FTrans also administers a handful of loans on its own. That’s the case for Billy Teagle, president of Atlanta-based retail-merchandising company Rocket Retail Merchandising LLC. In October, Mr. Teagle went to his bank to ask for a $300,000 line of credit to fund a geographic expansion.

“They wouldn’t give me the time of day, despite having four years of profits,” Mr. Teagle recalls.

Mr. Teagle called FTrans, and they set up a line of credit, secured by receivables, with a $300,000 limit. He estimates that he’s financing as much as $75,000 each week through FTrans, inputting invoices into the FTrans system when he bills clients and borrowing against them until his customers pay. Mr. Teagle says he had a problem when a client paid a $25,000 bill 30 days late and he was forced to pay the interest on the loan for the extra time. If multiple customers did that at the same time, it would be a problem. So far, though, that has happened only once.

Getting Big-Company Rates

With buyers anxious to extend payment terms in tough times, some are turning to Atlanta’s PrimeRevenue Inc., a supply-chain finance company. PrimeRevenue works with large companies—from car makers to retailers—that want a few extra days to pay their hundreds of small suppliers. Through a network of bank partners, PrimeRevenue will advance the money owed to the small suppliers, at an interest rate that’s based on the credit standing of the bigger buyer company—generally a single-digit annual rate, PrimeRevenue says. PrimeRevenue’s fee is wrapped into that rate; the rest of it goes to the banks that provide the financing. Suppliers can log into the program, look at their future-dated receivables and either elect to wait for the buyer to pay the bill, or click a button to get an advance.

Small suppliers can’t just ask to be in the program, however. The bigger buyer company has to initiate the system and pay a fee to participate. Today, PrimeRevenue services 40 big global companies or units of those companies, up from about 30 early last year.

For small suppliers, the program offers an opportunity to land financing at rates based on the credit quality of their big customers, instead of the higher rates generally offered to smaller companies.
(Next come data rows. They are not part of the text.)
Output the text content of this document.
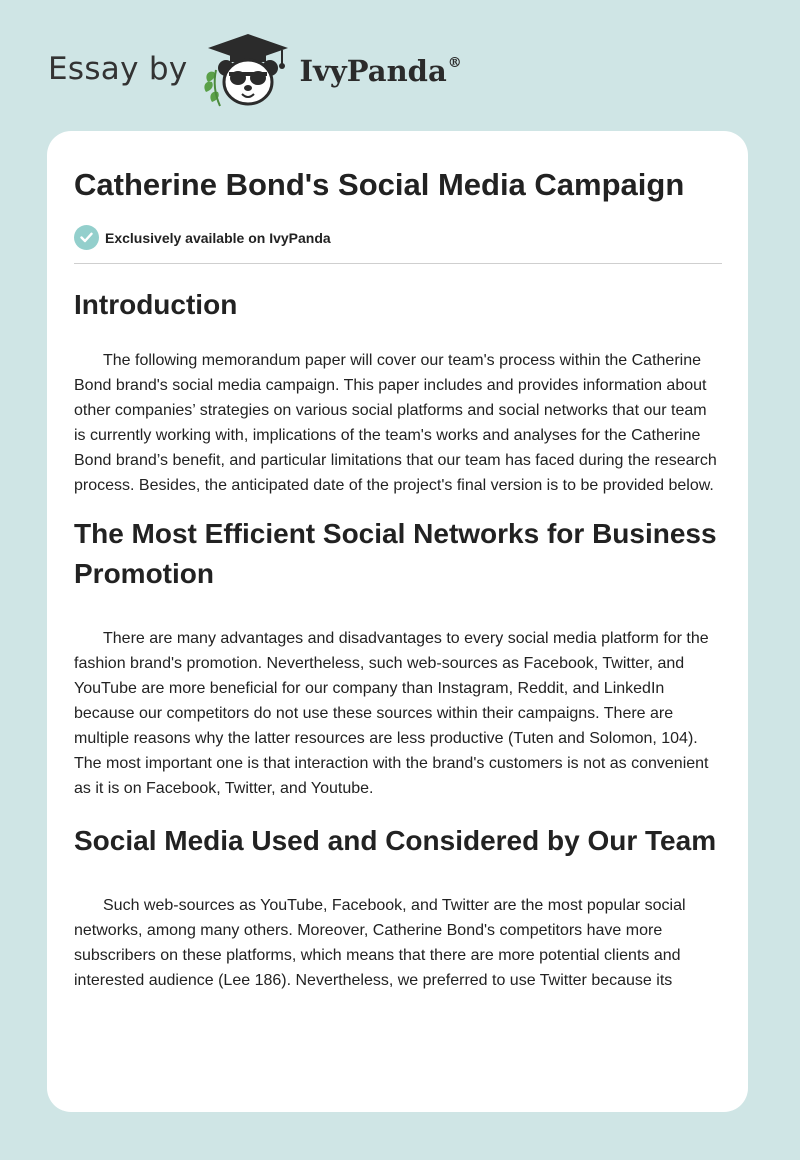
Essay by	IvyPanda®
Catherine Bond's Social Media Campaign
Exclusively available on IvyPanda
Introduction

The following memorandum paper will cover our team's process within the Catherine Bond brand's social media campaign. This paper includes and provides information about other companies’ strategies on various social platforms and social networks that our team is currently working with, implications of the team's works and analyses for the Catherine Bond brand’s benefit, and particular limitations that our team has faced during the research process. Besides, the anticipated date of the project's final version is to be provided below.

The Most Efficient Social Networks for Business Promotion

There are many advantages and disadvantages to every social media platform for the fashion brand's promotion. Nevertheless, such web-sources as Facebook, Twitter, and YouTube are more beneficial for our company than Instagram, Reddit, and LinkedIn because our competitors do not use these sources within their campaigns. There are multiple reasons why the latter resources are less productive (Tuten and Solomon, 104). The most important one is that interaction with the brand's customers is not as convenient as it is on Facebook, Twitter, and Youtube.

Social Media Used and Considered by Our Team

Such web-sources as YouTube, Facebook, and Twitter are the most popular social networks, among many others. Moreover, Catherine Bond's competitors have more subscribers on these platforms, which means that there are more potential clients and interested audience (Lee 186). Nevertheless, we preferred to use Twitter because its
When a big industrial customer told executives at metal-stamping company Universal Metal Products about PrimeRevenue, “our initial reaction was skeptical, because whenever you hear of this type of thing you think of some kind of back-room factoring house,” says John Rapacki, the Wickliffe, Ohio, company’s controller. But the rate was much lower than a factor, and Mr. Rapacki liked the ability to use the system without a fixed commitment. (Universal Metal Products’ large customer doesn’t want to be named; some participating companies would rather not admit they are extending payment terms.)

The ability to pick and choose when to use the system for financing has proved critical in recent months as rates have marched higher amid uncertainty in capital markets, Mr. Rapacki says. At the beginning of 2008, the interest rate on his receivables was around 3%, and Universal Metal Products would regularly take advances on payment. These days, it is closer to 10%, so the company rarely taps into the financing.